– Добрый вечер, Еленира Мечиславовна, – бросив на капризную красавицу огненный взгляд, сказал княжич и без спроса уселся на лавку.
– Нянька, принеси-ка нам кваску с ледника, – попросила Еленька. – Что-то пить захотелось. И доедков разных: орешков там, ягод засахаренных. А то что же за сказ без угощения?
Нянька всплеснула руками, хотела было выбранить воспитанницу, потом вспомнила, что мучиться ей остается лишь сутки, и с ворчанием поплелась за квасом.
Еленька осталась наедине с княжичем. Она посмотрела на мужчину и поерзала в своей постели.
– Огнедар, – кокетливо пожаловалась Еленька. – Скучно. Расскажи сказку какую-нибудь. Ты ведь умеешь красиво сказывать.
Огнедар подвинулся на скамейке ближе к Еленьке. Сердце у Еленьки забилось, как пойманный мышонок в кувшине. Глаза княжича были совсем темными, но порой в них вспыхивал отблеск свечи, и они, казалось, загорались от этого своим собственным светом.
– Разве ж я сказитель? – усмехнулся он. – Меня Серебряный Лунь на другое подрядил.
– А разве ты не должен все делать, что я тебе скажу? – удивилась Еленька. – Тебя же мне в подарок отдали.
Глаза Огнедара вспыхнули. Еленька поняла, что что-то не то ляпнула, но нахмурилась и заупрямилась. Извиняться она не любила. Огнедар скрестил руки на груди.
– Охранять вас я должен: магической клятвой связан, а сказывать сказки не обязан.
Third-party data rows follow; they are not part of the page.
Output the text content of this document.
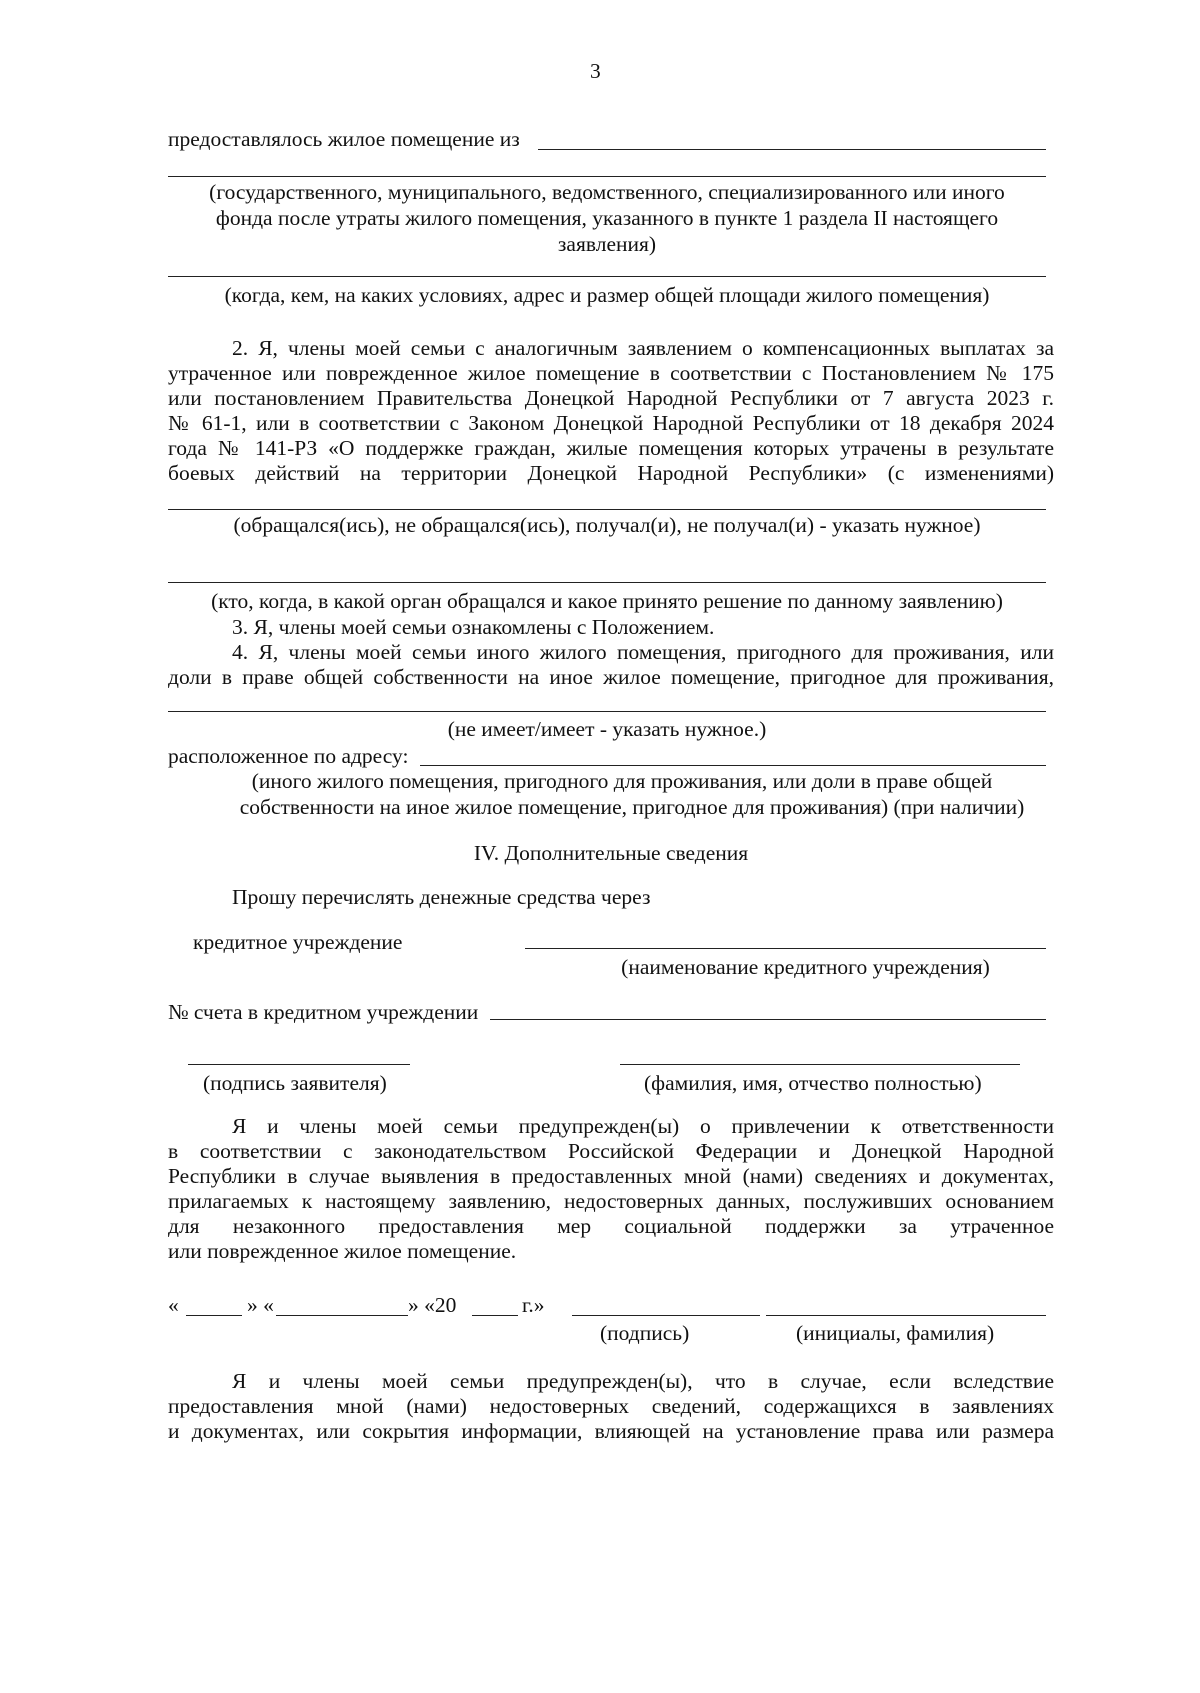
3
предоставлялось жилое помещение из
(государственного, муниципального, ведомственного, специализированного или иного
фонда после утраты жилого помещения, указанного в пункте 1 раздела II настоящего
заявления)
(когда, кем, на каких условиях, адрес и размер общей площади жилого помещения)
2. Я, члены моей семьи с аналогичным заявлением о компенсационных выплатах за
утраченное или поврежденное жилое помещение в соответствии с Постановлением № 175
или постановлением Правительства Донецкой Народной Республики от 7 августа 2023 г.
№ 61-1, или в соответствии с Законом Донецкой Народной Республики от 18 декабря 2024
года № 141-РЗ «О поддержке граждан, жилые помещения которых утрачены в результате
боевых действий на территории Донецкой Народной Республики» (с изменениями)
(обращался(ись), не обращался(ись), получал(и), не получал(и) - указать нужное)
(кто, когда, в какой орган обращался и какое принято решение по данному заявлению)
3. Я, члены моей семьи ознакомлены с Положением.
4. Я, члены моей семьи иного жилого помещения, пригодного для проживания, или
доли в праве общей собственности на иное жилое помещение, пригодное для проживания,
(не имеет/имеет - указать нужное.)
расположенное по адресу:
(иного жилого помещения, пригодного для проживания, или доли в праве общей
собственности на иное жилое помещение, пригодное для проживания) (при наличии)
IV. Дополнительные сведения
Прошу перечислять денежные средства через
кредитное учреждение
(наименование кредитного учреждения)
№ счета в кредитном учреждении
(подпись заявителя)	(фамилия, имя, отчество полностью)
Я и члены моей семьи предупрежден(ы) о привлечении к ответственности
в соответствии с законодательством Российской Федерации и Донецкой Народной
Республики в случае выявления в предоставленных мной (нами) сведениях и документах,
прилагаемых к настоящему заявлению, недостоверных данных, послуживших основанием
для незаконного предоставления мер социальной поддержки за утраченное
или поврежденное жилое помещение.
«	» «	» «20	г.»
(подпись)	(инициалы, фамилия)
Я и члены моей семьи предупрежден(ы), что в случае, если вследствие
предоставления мной (нами) недостоверных сведений, содержащихся в заявлениях
и документах, или сокрытия информации, влияющей на установление права или размера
Еленька огорченно поковыряла лоскутное одеяло. На нем была вышита Мокошь с руками - колосьями хлеба, и засеянное поле – ромбики с точками посередине. Извиняться страсть как не хотелось. Но и без сказки оставаться тоже было обидно.
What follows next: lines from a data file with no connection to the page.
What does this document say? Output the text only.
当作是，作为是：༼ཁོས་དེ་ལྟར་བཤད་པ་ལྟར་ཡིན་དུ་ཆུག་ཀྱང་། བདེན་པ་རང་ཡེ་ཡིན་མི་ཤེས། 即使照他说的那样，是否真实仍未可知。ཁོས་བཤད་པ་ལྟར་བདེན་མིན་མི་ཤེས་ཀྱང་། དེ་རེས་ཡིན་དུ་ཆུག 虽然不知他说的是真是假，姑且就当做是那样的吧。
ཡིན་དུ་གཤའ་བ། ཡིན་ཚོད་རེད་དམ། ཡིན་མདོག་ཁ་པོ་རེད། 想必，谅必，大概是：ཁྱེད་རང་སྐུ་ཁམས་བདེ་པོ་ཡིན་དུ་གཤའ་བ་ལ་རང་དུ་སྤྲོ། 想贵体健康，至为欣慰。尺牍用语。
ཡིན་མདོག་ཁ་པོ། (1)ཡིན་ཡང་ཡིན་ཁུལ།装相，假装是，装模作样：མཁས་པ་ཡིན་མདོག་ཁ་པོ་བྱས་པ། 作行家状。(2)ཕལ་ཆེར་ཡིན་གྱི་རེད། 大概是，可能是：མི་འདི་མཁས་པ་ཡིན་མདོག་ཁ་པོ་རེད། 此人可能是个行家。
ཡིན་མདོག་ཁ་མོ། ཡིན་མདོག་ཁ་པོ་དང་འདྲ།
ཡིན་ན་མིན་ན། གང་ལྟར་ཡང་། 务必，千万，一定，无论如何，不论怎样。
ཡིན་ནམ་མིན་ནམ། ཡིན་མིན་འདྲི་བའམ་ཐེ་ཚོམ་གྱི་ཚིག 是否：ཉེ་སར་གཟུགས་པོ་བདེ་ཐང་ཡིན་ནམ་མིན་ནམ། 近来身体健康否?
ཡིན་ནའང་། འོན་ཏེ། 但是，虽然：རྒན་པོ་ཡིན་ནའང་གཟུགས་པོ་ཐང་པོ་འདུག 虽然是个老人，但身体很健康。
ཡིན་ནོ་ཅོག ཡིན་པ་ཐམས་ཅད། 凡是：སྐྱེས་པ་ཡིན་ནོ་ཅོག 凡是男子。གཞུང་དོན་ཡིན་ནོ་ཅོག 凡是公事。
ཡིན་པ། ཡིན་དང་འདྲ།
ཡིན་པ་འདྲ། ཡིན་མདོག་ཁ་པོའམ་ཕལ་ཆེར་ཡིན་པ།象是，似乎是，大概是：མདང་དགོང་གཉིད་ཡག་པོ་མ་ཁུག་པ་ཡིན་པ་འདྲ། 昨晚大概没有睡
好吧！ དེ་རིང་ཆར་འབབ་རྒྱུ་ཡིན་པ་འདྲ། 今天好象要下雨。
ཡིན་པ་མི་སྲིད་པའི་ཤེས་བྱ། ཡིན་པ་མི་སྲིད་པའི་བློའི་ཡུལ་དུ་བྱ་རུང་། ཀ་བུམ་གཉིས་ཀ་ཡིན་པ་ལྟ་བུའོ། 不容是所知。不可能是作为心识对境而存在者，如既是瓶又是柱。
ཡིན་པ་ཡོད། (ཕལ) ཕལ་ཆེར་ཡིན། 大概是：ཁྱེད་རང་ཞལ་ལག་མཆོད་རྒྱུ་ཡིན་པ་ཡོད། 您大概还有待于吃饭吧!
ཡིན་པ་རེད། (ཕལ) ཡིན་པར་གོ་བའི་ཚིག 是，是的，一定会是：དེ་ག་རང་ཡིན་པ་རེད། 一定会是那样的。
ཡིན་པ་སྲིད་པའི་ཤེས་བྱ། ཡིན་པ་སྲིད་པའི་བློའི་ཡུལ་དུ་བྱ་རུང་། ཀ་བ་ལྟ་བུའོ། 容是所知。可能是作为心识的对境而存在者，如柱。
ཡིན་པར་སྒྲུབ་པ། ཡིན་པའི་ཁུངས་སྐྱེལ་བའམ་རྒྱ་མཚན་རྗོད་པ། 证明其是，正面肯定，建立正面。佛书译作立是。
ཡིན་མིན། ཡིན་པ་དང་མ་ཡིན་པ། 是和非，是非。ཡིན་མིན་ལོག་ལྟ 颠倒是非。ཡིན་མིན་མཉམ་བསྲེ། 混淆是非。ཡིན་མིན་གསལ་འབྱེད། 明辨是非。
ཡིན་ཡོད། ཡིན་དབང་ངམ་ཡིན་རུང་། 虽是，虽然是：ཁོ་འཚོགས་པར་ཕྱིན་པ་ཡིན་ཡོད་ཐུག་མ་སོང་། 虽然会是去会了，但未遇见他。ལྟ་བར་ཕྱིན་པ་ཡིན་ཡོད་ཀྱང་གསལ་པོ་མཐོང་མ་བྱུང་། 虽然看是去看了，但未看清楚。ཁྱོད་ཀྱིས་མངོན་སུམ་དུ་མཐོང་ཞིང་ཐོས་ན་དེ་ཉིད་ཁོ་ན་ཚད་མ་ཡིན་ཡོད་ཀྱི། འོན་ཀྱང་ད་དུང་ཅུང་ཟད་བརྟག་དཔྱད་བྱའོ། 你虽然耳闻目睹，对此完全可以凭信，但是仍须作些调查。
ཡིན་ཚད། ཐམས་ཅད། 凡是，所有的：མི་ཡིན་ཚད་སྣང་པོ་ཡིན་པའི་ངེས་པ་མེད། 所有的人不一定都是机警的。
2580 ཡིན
– Ну Огнеда-ар… – извиняющимся медовым голоском протянула наконец Еленька. – Ну пожа-алуйста!
– Вам не расскажу! – заявил Огнедар.
Еленька хотела была окончательно надуться, но услышала в словах Огнедара намек-лазейку.
– А кому будешь?
Огнедар усмехнулся одним уголком рта.
– А вот мизинчику вашему расскажу.
У Еленьки глаза стали размером со сливы.
– Какому еще такому мизинчику?
– А вот ручку вашу пожалуйте, Еленира Мечиславовна!
Еленька поколебалась, но вытащила руку из-под одеяла. Прикосновение мужских рук обожгло ее. Огнедар мягко взял дрожащую кисть Еленьки, осторожно разжал пальцы, потом подул на ладонь. У Еленьки погорячело внутри, словно кто-то поставил котелок на огонь.
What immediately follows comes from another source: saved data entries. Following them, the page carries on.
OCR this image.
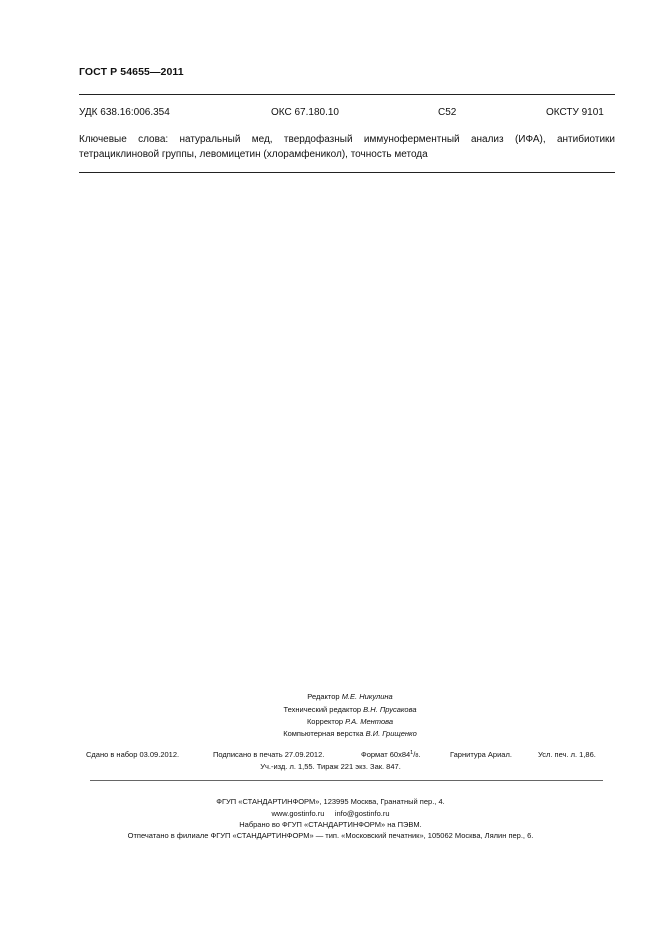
ГОСТ Р 54655—2011
УДК 638.16:006.354	ОКС 67.180.10	С52	ОКСТУ 9101
Ключевые слова: натуральный мед, твердофазный иммуноферментный анализ (ИФА), антибиотики
тетрациклиновой группы, левомицетин (хлорамфеникол), точность метода
Редактор М.Е. Никулина
Технический редактор В.Н. Прусакова
Корректор Р.А. Ментова
Компьютерная верстка В.И. Грищенко
Сдано в набор 03.09.2012.	Подписано в печать 27.09.2012.	Формат $60x84^1/8$.	Гарнитура Ариал.	Усл. печ. л. 1,86.
Уч.-изд. л. 1,55. Тираж 221 экз. Зак. 847.
ФГУП «СТАНДАРТИНФОРМ», 123995 Москва, Гранатный пер., 4.
www.gostinfo.ru info@gostinfo.ru
Набрано во ФГУП «СТАНДАРТИНФОРМ» на ПЭВМ.
Отпечатано в филиале ФГУП «СТАНДАРТИНФОРМ» — тип. «Московский печатник», 105062 Москва, Лялин пер., 6.
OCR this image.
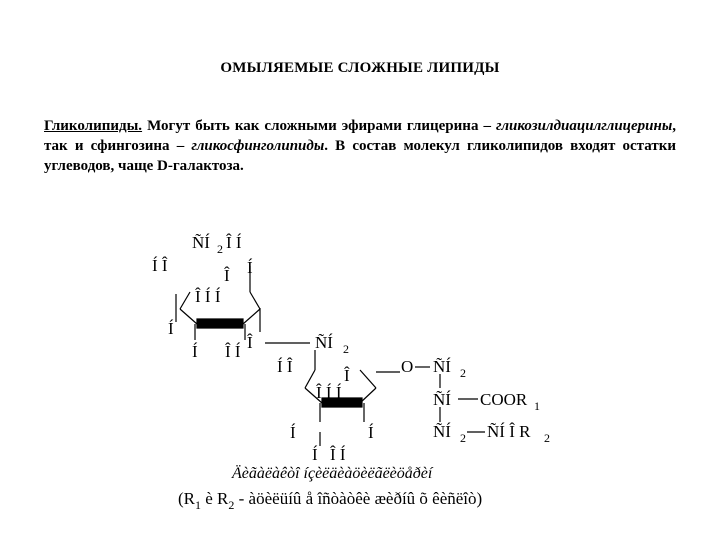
ОМЫЛЯЕМЫЕ СЛОЖНЫЕ ЛИПИДЫ
Гликолипиды. Могут быть как сложными эфирами глицерина – гликозилдиацилглицерины, так и сфингозина – гликосфинголипиды. В состав молекул гликолипидов входят остатки углеводов, чаще D-галактоза.
ÑÍ 2 Î Í
Í Î
Î Í
Î Í Í
Í
Í Î Í Î	ÑÍ 2
Í Î	Î
Î Í Í
Í	Í
Î Í
Í
O ÑÍ 2
ÑÍ COOR 1
ÑÍ 2 ÑÍ Î R 2
Äèãàëàêòî íçèëäèàöèëãëèöåðèí
($R_1$ è $R_2$ - àöèëüíû å îñòàòêè æèðíû õ êèñëîò)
– Какие у вас нежные пальчики, Еленира Мечиславовна, – на низких обертонах промурлыкал Огнедар.
Он осторожно погладил безвольную ладошку Еленьки. Поводил пальцем по кругу, так же, как в детстве матушка играла с маленькой Еленькой в «Сороку-ворону». Огонь от его поглаживания побежал вверх по руке, пока не ударил мягко в живот, и Еленька, едва не ахнув, попыталась вырвать руку. Но Огнедар перехватил Еленьку за запястье.
– Отпусти! – шепотом попросила Еленька.
Огнедар, не отрывая своего загадочного поблескивающего взгляда от умоляющих глаз Еленьки, погладил девушку пальцем по запястью: вверх – вниз, вверх – вниз, мучительно медленно. Еленька закусила губу. Горшочек в животе уже начал кипеть и посвистывать.
– Сказку хотите, Еленира Мечиславовна? – хрипловатым шепотом спросил Огнедар так, как будто спрашивал про что-то другое.
Еленька, не в силах вымолвить и слова, кивнула.
– Так уж и быть! – рассмеялся Огнедар. Он поднял руку Еленьки и, держа за запястье, чуть потряс в воздухе: – Тебе, мизинчик, так уж и быть, расскажу сказку. Ты кашу варил? Дрова рубил? Воду носил?
Потом княжич вдруг поцеловал середину ладошки Еленьки и наконец выпустил ее запястье. Еленька, не будь дурой, тут же спрятала руку под одеяло. В животе глухо ухало, а сердце колотилось, как заполошная курица колотится о стены курятника, куда забежала лиса.